Teleprompters Can Be a Speaker’s Best Friend

Rick Santorum, the Republican Presidential hopeful, stirred up a real brouhaha and a load of media coverage recently when he proclaimed, “I’ve always believed that when you run for the President of the United States, it should be illegal to read off a teleprompter, because all you’re doing is reading someone else’s words to people.”

Here is a video in which he describes his point of view:

His unspoken target was opponent Mitt Romney, who uses a teleprompter when delivering speeches.

Should Presidential Candidates Use Teleprompters?

President Obama famously uses teleprompters, and is often the butt of criticism and jokes.

But should teleprompters be used by Presidential candidates? “I feel teleprompters are fine to use so candidates stay on message. No different to me than when they have note cards or iPads,” says an official with the Democratic Party.

Of course, Democrats don’t need to worry about candidates using teleprompters because the Party has only one candidate in this year’s Presidential election.

Teleprompters in Business

Our point of view is that teleprompters are a great aid to speakers – whether they are politicians or business executives.

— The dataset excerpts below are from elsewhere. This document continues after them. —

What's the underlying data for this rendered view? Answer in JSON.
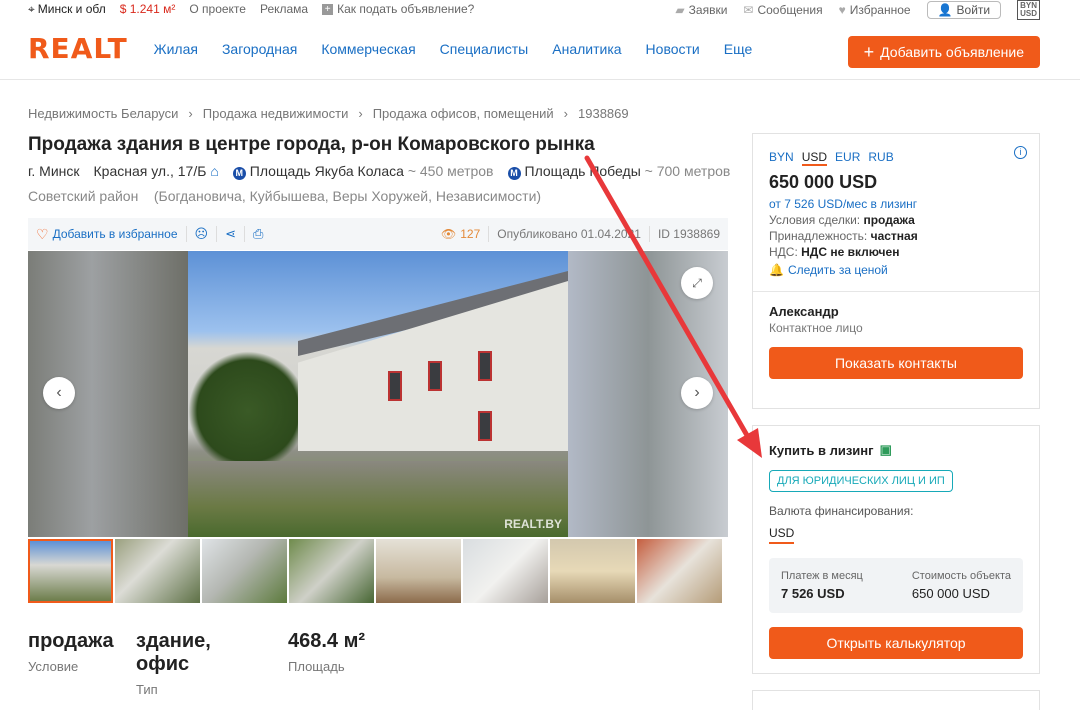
{
  "topbar": {
    "city": "Минск и обл",
    "rate": "$ 1.241 м²",
    "about": "О проекте",
    "ads": "Реклама",
    "how_to": "Как подать объявление?",
    "requests": "Заявки",
    "messages": "Сообщения",
    "favorites": "Избранное",
    "login": "Войти",
    "currency_top": "BYN",
    "currency_bottom": "USD"
  },
  "header": {
    "logo": "REALT",
    "nav": [
      "Жилая",
      "Загородная",
      "Коммерческая",
      "Специалисты",
      "Аналитика",
      "Новости",
      "Еще"
    ],
    "add_button": "Добавить объявление"
  },
  "breadcrumbs": [
    "Недвижимость Беларуси",
    "Продажа недвижимости",
    "Продажа офисов, помещений",
    "1938869"
  ],
  "listing": {
    "title": "Продажа здания в центре города, р-он Комаровского рынка",
    "city": "г. Минск",
    "street": "Красная ул., 17/Б",
    "metro1": "Площадь Якуба Коласа",
    "metro1_dist": "~ 450 метров",
    "metro2": "Площадь Победы",
    "metro2_dist": "~ 700 метров",
    "district": "Советский район",
    "streets_near": "(Богдановича, Куйбышева, Веры Хоружей, Независимости)",
    "toolbar_fav": "Добавить в избранное",
    "views": "127",
    "published": "Опубликовано 01.04.2021",
    "id": "ID 1938869",
    "watermark": "REALT.BY"
  },
  "facts": [
    {
      "value": "продажа",
      "label": "Условие"
    },
    {
      "value": "здание, офис",
      "label": "Тип"
    },
    {
      "value": "468.4 м²",
      "label": "Площадь"
    }
  ],
  "price_card": {
    "currencies": [
      "BYN",
      "USD",
      "EUR",
      "RUB"
    ],
    "active_currency": "USD",
    "price": "650 000 USD",
    "leasing_from": "от 7 526 USD/мес в лизинг",
    "terms_label": "Условия сделки:",
    "terms_value": "продажа",
    "owner_label": "Принадлежность:",
    "owner_value": "частная",
    "vat_label": "НДС:",
    "vat_value": "НДС не включен",
    "watch_price": "Следить за ценой",
    "contact_name": "Александр",
    "contact_role": "Контактное лицо",
    "show_contacts": "Показать контакты"
  },
  "leasing_card": {
    "title": "Купить в лизинг",
    "tag": "ДЛЯ ЮРИДИЧЕСКИХ ЛИЦ И ИП",
    "currency_label": "Валюта финансирования:",
    "currency_value": "USD",
    "monthly_label": "Платеж в месяц",
    "monthly_value": "7 526 USD",
    "cost_label": "Стоимость объекта",
    "cost_value": "650 000 USD",
    "calc_button": "Открыть калькулятор"
  },
  "colors": {
    "accent": "#f05a1a",
    "link": "#1a6fc4",
    "arrow": "#e8383a",
    "teal": "#17a9b8"
  }
}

It takes a special gift to speak extemporaneously. Not everyone is comfortable in speaking off-the-cuff, but that is not a reflection on his or her intelligence or ideas.

Even Abraham Lincoln, in his famous 278-word Gettysburg Address, wrote several versions on paper first. Every word and idea counts in that immortal speech.

How to Use a Teleprompter

A teleprompter can be a speaker’s best friend because it allows for smooth delivery, maximizes eye contact, and helps the speaker with inflection and pauses. Most important, the teleprompter helps to keep the speaker on message and avoid rambling.

It’s a good idea to rehearse with the operator who will be running the teleprompter during a speech so he gets to know the speaker’s pace, style, tone and volume.

Have the prompter operator bring a printer to the rehearsal room so the speaker can have a copy of his speech exactly as it will look in the prompter.

Teleprompters Aren’t Created Equal

It is important to know that prompter systems are not always compatible. So, if you rehearse using a teleprompter and have formatted your remarks the way you want them and then email them to a different operator with another system, all your edits will be lost. 

That’s another reason to have printed copy of how you want your remarks to look on the screen. If necessary, the prompter operator at the event can replicate your edits.

Always ask for a seasoned operator who can spell, type fast, and take direction. No prima donnas need apply. A capable prompter operator can help edit in real time which is a big plus as then the speaker can immediately rehearse with the just agreed upon edits.

Usually when we’re doing presentation coaching with a CEO, by the time we get to teleprompter rehearsal, we’re on deadline and close to the date of the presentation. It’s important to have a prompter operator who stays cool, calm and collected if there are any glitches.

No Guarantees

The prompter operator is a vital part of the communications prep team. President Obama wasn’t served well by his operator in this video shown on YouTube when the teleprompter malfunctioned.

"Presidential Teleprompter"

Presidential Teleprompter

Using a Teleprompter won’t ensure seamless delivery of a speech. But there is no reason not to use one in a political campaign or in a business presentation at a convention or a trade show if it makes you or your client feel more comfortable and in control when delivering key messages.

Our preference is for floor monitors vs. Presidential Prompters (as seen in this photo). An experienced coach can teach a speaker how to move appropriately on stage and thus enhance her delivery.

When speakers have to remain anchored behind the lectern with Presidential Prompters, they are not as commanding as they could be when several large flat screen monitors are placed at the foot of the stage.

As with all public speaking, practice is key!